Passion : vinyle, profession disquaire


Il y a vingt ans, ces « galettes » étaient encore ringardisées avec l’arrivée des CD… Elles se vendaient à un prix dérisoire, finissaient dans les cartons au grenier ou pire à la poubelle. Mais depuis quelques années le vinyle s’offre une nouvelle vie… Plus qu’un effet de mode, il s’est installé sur les platines, dans les salons… et même dans les centres-villes avec plus de trois cents disquaires indépendants. Parmi eux, Thomas Paoli à Mâcon.


« J’ai toujours été passionné de musique, mais créer mon entreprise et en vivre me paraissait être un rêve tellement inaccessible… » Et pourtant, au printemps prochain, la deuxième quinzaine de mars plus précisément, la Disquerie ouvrira bien au 54, rue France, au cœur du centre-ville de Mâcon. Cette nouvelle boutique 100 % vinyle, c’est le projet de Tom Paoli, un quadra mâconnais qui a eu l’envie et le courage de concrétiser ses envies.


Passionné son adolescence par la musique, il a toujours baigné dedans. D’abord avec un père qui collectionnait les vinyles et écouter beaucoup de jazz, de blues et de flamenco dans son atelier d’artiste peintre. Ensuite en montant un premier groupe de musique puis d’autres en tant que chanteur guitariste avec des reprises des Doors et de chansons rock.


Au début des années 90, il allie sa passion à son travail. « J’ai été objecteur de conscience, j’ai refusé de faire l’armée pour travailler dans une association culturelle, j’ai choisi La Cave à musique et ça a duré vingt mois. » Là, il découvre l’univers de la scène et comprend que c’est dans ce domaine qu’il souhaite continuer à travailler. Au terme de son contrat, il faut d’abord un bref passage au Virgin Mégastore à Lyon avant de faire un remplacement à l’univers du livre à Mâcon. « C’est là que les disquaires de la boutique m’ont mis le pied à l’étrier en me faisant davantage découvrir le vinyle. » Il rentre ensuite chez Cultura, à Givors, puis à Mâcon au rayon Disques, vidéo et multimédia. Il y restera pendant presque vingt ans… avant de concrétiser son projet.
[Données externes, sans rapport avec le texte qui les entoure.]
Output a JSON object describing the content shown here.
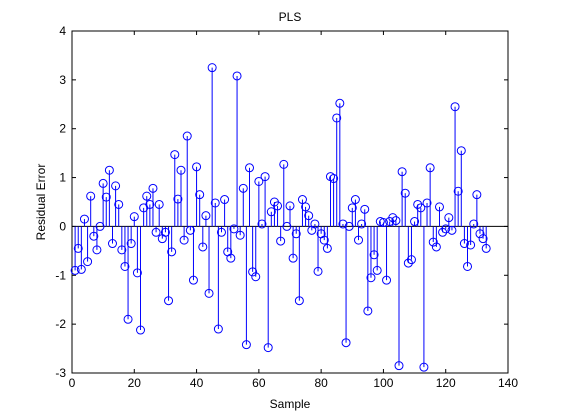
{
  "chart_data": {
    "type": "stem",
    "title": "PLS",
    "xlabel": "Sample",
    "ylabel": "Residual Error",
    "xlim": [
      0,
      140
    ],
    "ylim": [
      -3,
      4
    ],
    "xticks": [
      0,
      20,
      40,
      60,
      80,
      100,
      120,
      140
    ],
    "yticks": [
      -3,
      -2,
      -1,
      0,
      1,
      2,
      3,
      4
    ],
    "grid": false,
    "color": "#0000ff",
    "series": [
      {
        "x": [
          1,
          2,
          3,
          4,
          5,
          6,
          7,
          8,
          9,
          10,
          11,
          12,
          13,
          14,
          15,
          16,
          17,
          18,
          19,
          20,
          21,
          22,
          23,
          24,
          25,
          26,
          27,
          28,
          29,
          30,
          31,
          32,
          33,
          34,
          35,
          36,
          37,
          38,
          39,
          40,
          41,
          42,
          43,
          44,
          45,
          46,
          47,
          48,
          49,
          50,
          51,
          52,
          53,
          54,
          55,
          56,
          57,
          58,
          59,
          60,
          61,
          62,
          63,
          64,
          65,
          66,
          67,
          68,
          69,
          70,
          71,
          72,
          73,
          74,
          75,
          76,
          77,
          78,
          79,
          80,
          81,
          82,
          83,
          84,
          85,
          86,
          87,
          88,
          89,
          90,
          91,
          92,
          93,
          94,
          95,
          96,
          97,
          98,
          99,
          100,
          101,
          102,
          103,
          104,
          105,
          106,
          107,
          108,
          109,
          110,
          111,
          112,
          113,
          114,
          115,
          116,
          117,
          118,
          119,
          120,
          121,
          122,
          123,
          124,
          125,
          126,
          127,
          128,
          129,
          130,
          131,
          132,
          133
        ],
        "y": [
          -0.9,
          -0.45,
          -0.88,
          0.15,
          -0.72,
          0.62,
          -0.2,
          -0.48,
          0.0,
          0.88,
          0.6,
          1.15,
          -0.35,
          0.83,
          0.45,
          -0.48,
          -0.82,
          -1.9,
          -0.35,
          0.2,
          -0.95,
          -2.12,
          0.38,
          0.62,
          0.45,
          0.78,
          -0.12,
          0.45,
          -0.25,
          -0.12,
          -1.52,
          -0.52,
          1.47,
          0.56,
          1.15,
          -0.28,
          1.85,
          -0.08,
          -1.1,
          1.22,
          0.65,
          -0.42,
          0.22,
          -1.37,
          3.25,
          0.48,
          -2.1,
          -0.12,
          0.55,
          -0.52,
          -0.65,
          -0.05,
          3.08,
          -0.18,
          0.78,
          -2.42,
          1.2,
          -0.93,
          -1.03,
          0.92,
          0.05,
          1.02,
          -2.48,
          0.3,
          0.5,
          0.42,
          -0.3,
          1.27,
          0.0,
          0.42,
          -0.65,
          -0.15,
          -1.52,
          0.55,
          0.4,
          0.22,
          -0.08,
          0.05,
          -0.92,
          -0.15,
          -0.28,
          -0.45,
          1.02,
          0.98,
          2.22,
          2.52,
          0.05,
          -2.38,
          0.0,
          0.38,
          0.55,
          -0.28,
          0.05,
          0.35,
          -1.73,
          -1.05,
          -0.58,
          -0.9,
          0.1,
          0.08,
          -1.1,
          0.1,
          0.18,
          0.12,
          -2.85,
          1.12,
          0.68,
          -0.75,
          -0.68,
          0.1,
          0.45,
          0.38,
          -2.88,
          0.48,
          1.2,
          -0.32,
          -0.42,
          0.4,
          -0.12,
          -0.05,
          0.18,
          -0.08,
          2.45,
          0.72,
          1.55,
          -0.35,
          -0.82,
          -0.38,
          0.05,
          0.65,
          -0.15,
          -0.25,
          -0.45
        ]
      }
    ]
  }
}
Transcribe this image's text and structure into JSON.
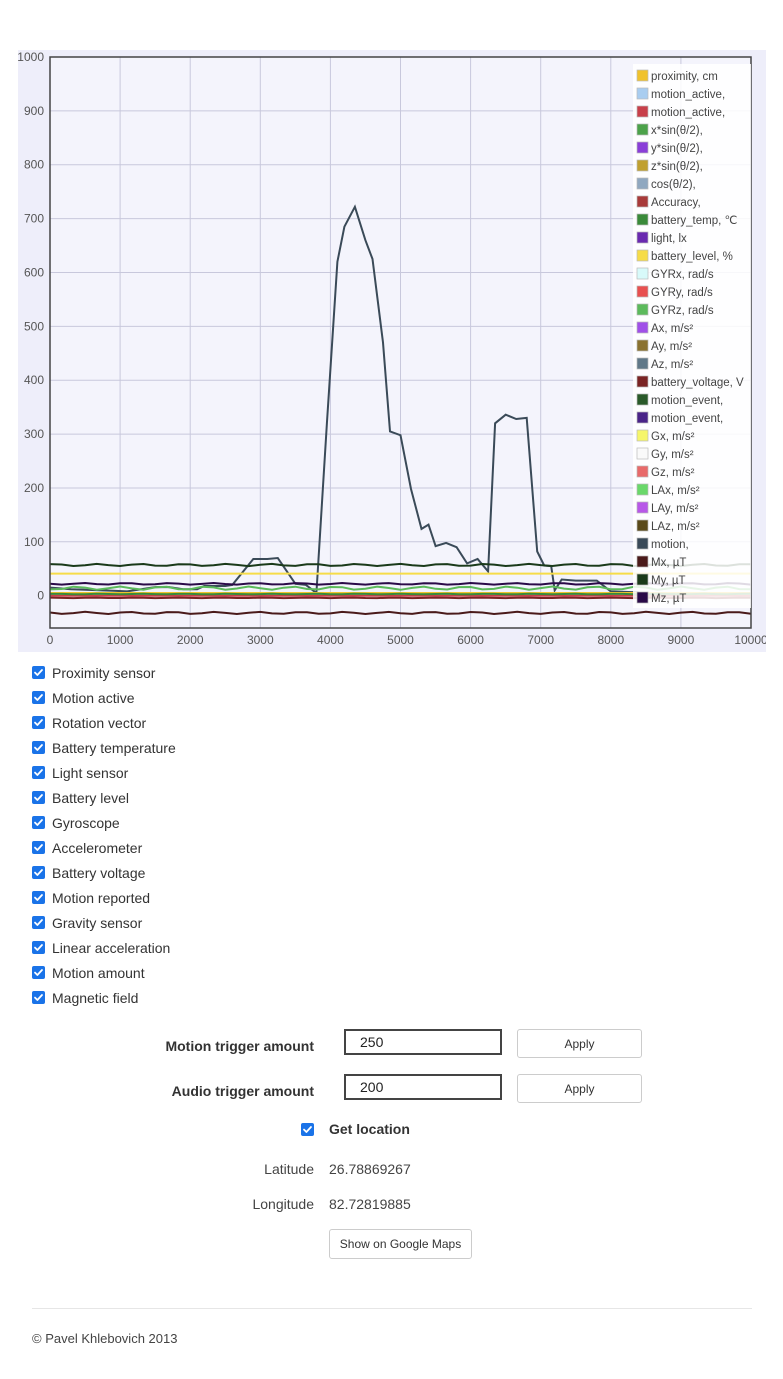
{
  "chart_data": {
    "type": "line",
    "xlim": [
      0,
      10000
    ],
    "ylim": [
      -60,
      1000
    ],
    "xticks": [
      0,
      1000,
      2000,
      3000,
      4000,
      5000,
      6000,
      7000,
      8000,
      9000,
      10000
    ],
    "yticks": [
      0,
      100,
      200,
      300,
      400,
      500,
      600,
      700,
      800,
      900,
      1000
    ],
    "grid": true,
    "legend_position": "top-right",
    "legend": [
      {
        "name": "proximity, cm",
        "color": "#f0c22c"
      },
      {
        "name": "motion_active,",
        "color": "#a9cdf0"
      },
      {
        "name": "motion_active,",
        "color": "#c8404a"
      },
      {
        "name": "x*sin(θ/2),",
        "color": "#4ca24a"
      },
      {
        "name": "y*sin(θ/2),",
        "color": "#8a3fd8"
      },
      {
        "name": "z*sin(θ/2),",
        "color": "#c0a030"
      },
      {
        "name": "cos(θ/2),",
        "color": "#90a8c0"
      },
      {
        "name": "Accuracy,",
        "color": "#a83a3a"
      },
      {
        "name": "battery_temp, ℃",
        "color": "#3a8a3a"
      },
      {
        "name": "light, lx",
        "color": "#6a2ab0"
      },
      {
        "name": "battery_level, %",
        "color": "#f6dc48"
      },
      {
        "name": "GYRx, rad/s",
        "color": "#d8fafa"
      },
      {
        "name": "GYRy, rad/s",
        "color": "#e85050"
      },
      {
        "name": "GYRz, rad/s",
        "color": "#5cba5c"
      },
      {
        "name": "Ax, m/s²",
        "color": "#a050e8"
      },
      {
        "name": "Ay, m/s²",
        "color": "#8a7230"
      },
      {
        "name": "Az, m/s²",
        "color": "#607888"
      },
      {
        "name": "battery_voltage, V",
        "color": "#7a2424"
      },
      {
        "name": "motion_event,",
        "color": "#2a5a2a"
      },
      {
        "name": "motion_event,",
        "color": "#4a2488"
      },
      {
        "name": "Gx, m/s²",
        "color": "#f6f66a"
      },
      {
        "name": "Gy, m/s²",
        "color": "#fafafa"
      },
      {
        "name": "Gz, m/s²",
        "color": "#e86a6a"
      },
      {
        "name": "LAx, m/s²",
        "color": "#6ad86a"
      },
      {
        "name": "LAy, m/s²",
        "color": "#b858e8"
      },
      {
        "name": "LAz, m/s²",
        "color": "#5a4a1a"
      },
      {
        "name": "motion,",
        "color": "#3a4a58"
      },
      {
        "name": "Mx, µT",
        "color": "#4a1a1a"
      },
      {
        "name": "My, µT",
        "color": "#1a3a1a"
      },
      {
        "name": "Mz, µT",
        "color": "#2a0a48"
      }
    ],
    "series": [
      {
        "legend_index": 26,
        "color": "#3a4a58",
        "x": [
          0,
          100,
          300,
          500,
          700,
          900,
          1100,
          1300,
          1500,
          1700,
          1900,
          2100,
          2200,
          2500,
          2600,
          2900,
          3000,
          3100,
          3250,
          3500,
          3650,
          3800,
          3950,
          4100,
          4200,
          4350,
          4500,
          4600,
          4750,
          4850,
          5000,
          5150,
          5300,
          5400,
          5500,
          5650,
          5800,
          5950,
          6100,
          6250,
          6350,
          6500,
          6650,
          6800,
          6950,
          7050,
          7150,
          7200,
          7300,
          7500,
          7800,
          8000,
          8200,
          8400
        ],
        "y": [
          15,
          14,
          12,
          11,
          10,
          9,
          8,
          12,
          16,
          16,
          12,
          12,
          18,
          18,
          20,
          68,
          68,
          68,
          70,
          22,
          20,
          5,
          320,
          620,
          685,
          722,
          660,
          625,
          470,
          305,
          298,
          198,
          124,
          132,
          92,
          98,
          90,
          60,
          68,
          45,
          320,
          336,
          328,
          330,
          82,
          56,
          55,
          10,
          30,
          28,
          28,
          8,
          7,
          6
        ]
      },
      {
        "legend_index": 28,
        "color": "#1a3a1a",
        "x": [
          0,
          10000
        ],
        "y": [
          57,
          57
        ],
        "noise": 2
      },
      {
        "legend_index": 10,
        "color": "#f6dc48",
        "x": [
          0,
          10000
        ],
        "y": [
          41,
          41
        ],
        "noise": 0
      },
      {
        "legend_index": 29,
        "color": "#2a0a48",
        "x": [
          0,
          10000
        ],
        "y": [
          22,
          22
        ],
        "noise": 1.5
      },
      {
        "legend_index": 13,
        "color": "#5cba5c",
        "x": [
          0,
          10000
        ],
        "y": [
          14,
          14
        ],
        "noise": 3
      },
      {
        "legend_index": 0,
        "color": "#f0c22c",
        "x": [
          0,
          10000
        ],
        "y": [
          5,
          5
        ],
        "noise": 0
      },
      {
        "legend_index": 2,
        "color": "#c8404a",
        "x": [
          0,
          10000
        ],
        "y": [
          0,
          0
        ],
        "noise": 0
      },
      {
        "legend_index": 8,
        "color": "#3a8a3a",
        "x": [
          0,
          10000
        ],
        "y": [
          3,
          3
        ],
        "noise": 0.5
      },
      {
        "legend_index": 17,
        "color": "#7a2424",
        "x": [
          0,
          10000
        ],
        "y": [
          -4,
          -4
        ],
        "noise": 0.5
      },
      {
        "legend_index": 27,
        "color": "#4a1a1a",
        "x": [
          0,
          10000
        ],
        "y": [
          -32,
          -32
        ],
        "noise": 2
      }
    ]
  },
  "sensors": {
    "items": [
      {
        "label": "Proximity sensor",
        "checked": true
      },
      {
        "label": "Motion active",
        "checked": true
      },
      {
        "label": "Rotation vector",
        "checked": true
      },
      {
        "label": "Battery temperature",
        "checked": true
      },
      {
        "label": "Light sensor",
        "checked": true
      },
      {
        "label": "Battery level",
        "checked": true
      },
      {
        "label": "Gyroscope",
        "checked": true
      },
      {
        "label": "Accelerometer",
        "checked": true
      },
      {
        "label": "Battery voltage",
        "checked": true
      },
      {
        "label": "Motion reported",
        "checked": true
      },
      {
        "label": "Gravity sensor",
        "checked": true
      },
      {
        "label": "Linear acceleration",
        "checked": true
      },
      {
        "label": "Motion amount",
        "checked": true
      },
      {
        "label": "Magnetic field",
        "checked": true
      }
    ]
  },
  "form": {
    "motion_label": "Motion trigger amount",
    "motion_value": "250",
    "audio_label": "Audio trigger amount",
    "audio_value": "200",
    "apply_label": "Apply",
    "get_location_label": "Get location",
    "get_location_checked": true,
    "latitude_label": "Latitude",
    "latitude_value": "26.78869267",
    "longitude_label": "Longitude",
    "longitude_value": "82.72819885",
    "maps_button_label": "Show on Google Maps"
  },
  "footer": {
    "copyright": "© Pavel Khlebovich 2013"
  },
  "colors": {
    "checkbox": "#1a73e8",
    "plot_background": "#eeeefa",
    "grid": "#c8c8dc"
  }
}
« Je me sentais très bien là-bas, j’y ai appris mon métier, j’étais dans une super équipe, mais depuis deux-trois ans, j’avais envie d’autre chose, de travailler autrement et de monter ma boutique de vente de vinyles. C’était le bon moment pour franchir le pas ! » Thomas commence par rencontrer d’autres disquaires lyonnais et chalonnais, se renseigne et prend un maximum d’infos pour ne pas se lancer dans l’inconnu. Ces échanges ne font que renforcer son choix et son amour de la « galette ».

« J’avais vraiment envie de revenir à la source et de me concentrer sur un seul produit. Depuis dix ans, c’est un objet apprécié et acheté pat toutes les générations de 15 à 95 ans, ce n’est pas qu’un effet de mode puisque les ventes sont exponentielles. Il suffit de regarder les chiffres : l’an dernier, aux États-Unis, les revenus du vinyle ont dépassé ceux du CD, 5 millions d’exemplaires ont été vendus en Angleterre et 4 en France ! » Ce succès il l’explique par le besoin de palper quelque chose et de trouver un équilibre entre le streaming « qui sert à découvrir un artiste » et le vinyle qui « est comme un objet de collection avec ce côté esthétique de la pochette. On a l’impression d’avoir un trésor entre les mains. »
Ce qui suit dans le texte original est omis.